Omega Institute’s Earth Dharma

Jill S. Schneiderman reports on the opening ceremony and ribbon cutting at the Omega Institute’s new Center for Sustainable Living.

Jill S. Schneiderman
22 July 2009

Jill S. Schneiderman reports on the opening ceremony and ribbon cutting at the Omega Institute’s new Center for Sustainable Living.

Yesterday I went to the opening ceremony and ribbon cutting at the Omega Institute’s new Center for Sustainable Living (OCSL). Omega calls the Center a “Living Building,” an “Eco-Machine.”

Essentially a wastewater treatment facility for the five million gallons of wastewater generated on the Omega campus each year, the Eco-Machine “closes the loop” on water use at Omega. Designed with the Hudson Valley’s ecological characteristics in mind, this building that is incidentally just up the Hudson River from Poughkeepsie, site of the nation’s first water filtration plant, produces all its own energy with renewable resources and captures and treats all its water.

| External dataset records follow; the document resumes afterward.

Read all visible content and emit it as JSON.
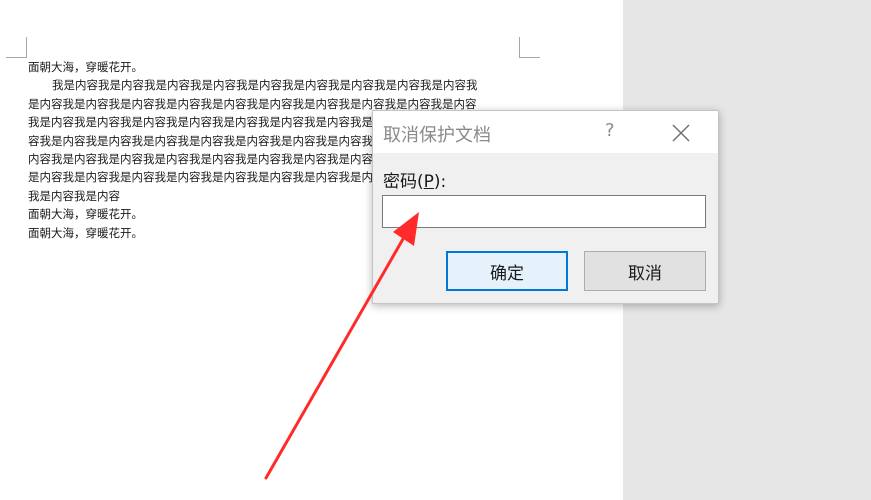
{
  "document": {
    "lines": [
      "面朝大海，穿暖花开。",
      "我是内容我是内容我是内容我是内容我是内容我是内容我是内容我是内容我是内容我",
      "是内容我是内容我是内容我是内容我是内容我是内容我是内容我是内容我是内容我是内容",
      "我是内容我是内容我是内容我是内容我是内容我是内容我是内容我是内容我是内容我是内",
      "容我是内容我是内容我是内容我是内容我是内容我是内容我是内容我是内容我是内容我是",
      "内容我是内容我是内容我是内容我是内容我是内容我是内容我是内容我是内容我是内容我",
      "是内容我是内容我是内容我是内容我是内容我是内容我是内容我是内容我是内容我是内容",
      "我是内容我是内容",
      "面朝大海，穿暖花开。",
      "面朝大海，穿暖花开。"
    ]
  },
  "dialog": {
    "title": "取消保护文档",
    "help": "?",
    "password_label": "密码(",
    "password_accel": "P",
    "password_label_end": "):",
    "password_value": "",
    "ok_label": "确定",
    "cancel_label": "取消"
  },
  "colors": {
    "annotation_arrow": "#ff2a2a",
    "default_button_border": "#0078d7",
    "side_area": "#e6e6e6"
  }
}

As a result of the project, waste flushed down toilets on the Omega Campus flows into septic tanks where microbes begin to decompose it anaerobically (in the absence of oxygen). Then, water is pumped through two constructed “wetlands” where plants metabolize the waste and into two aerated ‘lagoons’ in a greenhouse, where plant roots suspended in the water provide surface area for bacteria to break down additional nutrients. Finally, the clarified water circulates through a sandy filter field where particulate matter and any remaining nutrients settle out. Single-celled and multicellular organisms including algae, fungi, bacteria, protozoans, zooplankton, invertebrates (e.g. snails) and vertebrates (e.g. fish) representing all the major groups of life are present in the Eco-Machine. The processed water is currently dispersed into groundwater but eventually will be reused to flush toilets and irrigate gardens.

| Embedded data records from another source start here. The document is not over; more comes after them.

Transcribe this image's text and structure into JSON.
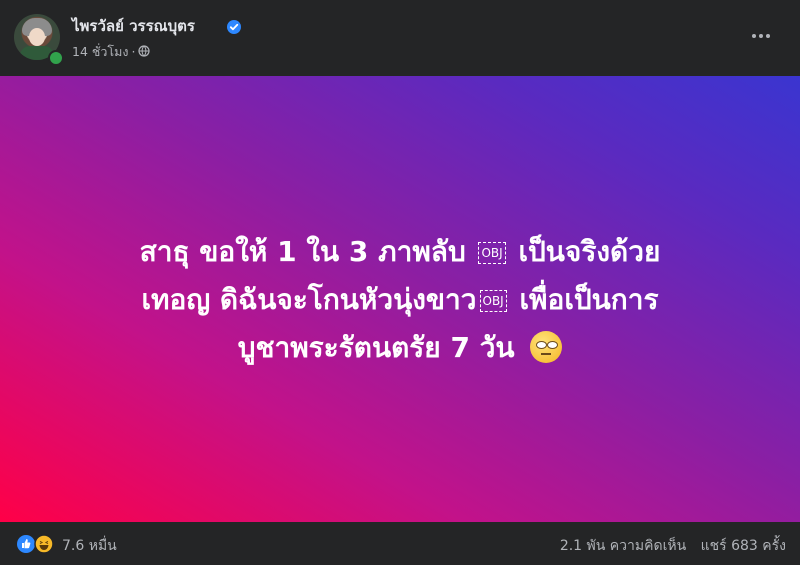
{
  "author": {
    "name": "ไพรวัลย์ วรรณบุตร",
    "time": "14 ชั่วโมง",
    "separator": "·"
  },
  "post": {
    "line1": "สาธุ ขอให้ 1 ใน 3 ภาพลับ",
    "line1b": "เป็นจริงด้วย",
    "line2": "เทอญ ดิฉันจะโกนหัวนุ่งขาว",
    "line2b": "เพื่อเป็นการ",
    "line3": "บูชาพระรัตนตรัย 7 วัน",
    "obj_glyph": "OBJ",
    "emoji": "face-with-rolling-eyes"
  },
  "footer": {
    "reactions": "7.6 หมื่น",
    "comments": "2.1 พัน ความคิดเห็น",
    "shares": "แชร์ 683 ครั้ง"
  },
  "colors": {
    "background": "#242526",
    "gradient_start": "#ff0047",
    "gradient_end": "#3a35d0",
    "verified": "#2d88ff",
    "online": "#31a24c"
  }
}
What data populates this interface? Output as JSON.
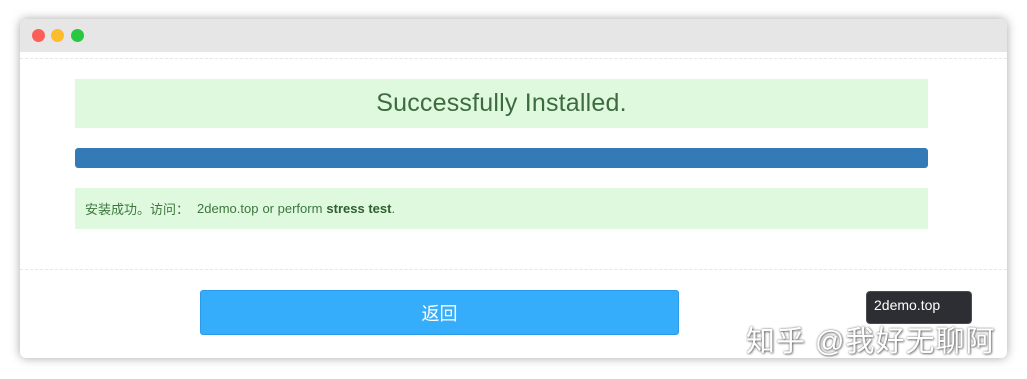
{
  "window": {
    "controls": {
      "close_icon": "close-dot-icon",
      "minimize_icon": "minimize-dot-icon",
      "maximize_icon": "maximize-dot-icon"
    }
  },
  "main": {
    "success_title": "Successfully Installed.",
    "progress_percent": 100,
    "info": {
      "prefix": "安装成功。访问：",
      "link": "2demo.top",
      "middle": "or perform",
      "strong": "stress test",
      "suffix": "."
    }
  },
  "footer": {
    "back_label": "返回"
  },
  "tooltip": {
    "text": "2demo.top"
  },
  "watermark": {
    "text": "知乎 @我好无聊阿"
  },
  "colors": {
    "success_bg": "#dff9df",
    "progress_fill": "#337ab7",
    "button_bg": "#35adfb"
  }
}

OCSL’s Eco-Machine is remarkable, not only for closing the loop on water usage at Omega, but for producing all its own energy, controlling building temperature geothermally, utilizing solar and photovoltaic power, and collecting and utilizing rainwater. Additionally, it was built with materials made within a limited distance from the structure itself. Omega intends for it to be certified as the first “Living Building” in the United States. Regardless of whether the building achieves that official status, Omega’s construction project is not only consistent with the institute’s orientation towards holistic and sustainable living; it is a model for the present and future.

As a contemplative earth scientist, I love that Omega refers to its facility as an Eco-Machine. James Hutton, the 18th century Scottish physician and gentleman farmer, considered the founder of geology, derived a principle of an endlessly cycling “World Machine” and used it along with his belief in the existence of a benevolent God, to convince thinkers of his day that the Earth was ancient-millions of years old. The “paradox of the soil, ” he said, was that in order to sustain life, soil depleted by farming must have a mechanism to refresh itself, replenish depleted nutrients, and survive to grow crops once again. This cycle, he knew, would take time. And to his mind, a benevolent God would never craft an earth that did not have a mechanism by which to recycle itself. A closed loop of soil recycling, would take vast amounts of time-hence an ancient Earth-and would be an eternally cycling world machine that would forever sustain every living being. In Hutton’s most famous words the earth shows, “no vestige of a beginning,  — no prospect of an end.” (Theory of the Earth, 1788, 304).

In his remarks at the OCSL’s opening, Robert ‘Skip’ Backus, the person who vision and effort helped bring the project to fruition spoke of the oxymoronic phrase ‘wastewater.’ Indeed, there is no such entity as wastewater and an understanding of another of the Earth System’s cycles, the hydrologic cycle, reveals this to be true.

In a continual cycle of condensation, precipitation, runoff, surface flow infiltration, subsurface flow, and evaporation, water circulates on and through the Earth-it is the original closed loop. Leaders at the Omega Institute have skillfully listened to the Earth and acted on what I like to think of as Earth Dharma-fundamental principles that show the path to right action in terms of abstaining from taking what is not given. Earth Dharma reveals how we, as one minute portion of the Earth System, should behave in light of our status as small but strong component of that System. I see Earth Dharma as a corollary to the first line of the Metta Sutra: “This is what should be done by all those who are skilled in goodness, and who know the path of peace.” The Earth is a storehouse of lessons consonant with the Buddha’s teachings. So it seems fitting to me that Omega has stepped forward once again to lead people in the direction of mindful living on Earth.

Jill S. Schneiderman

Jill S. Schneiderman

Jill S. Schneiderman is a professor of Earth Science at Vassar College and a 2009 recipient of a Contemplative Practice Fellowship from the Center for Contemplative Mind in Society.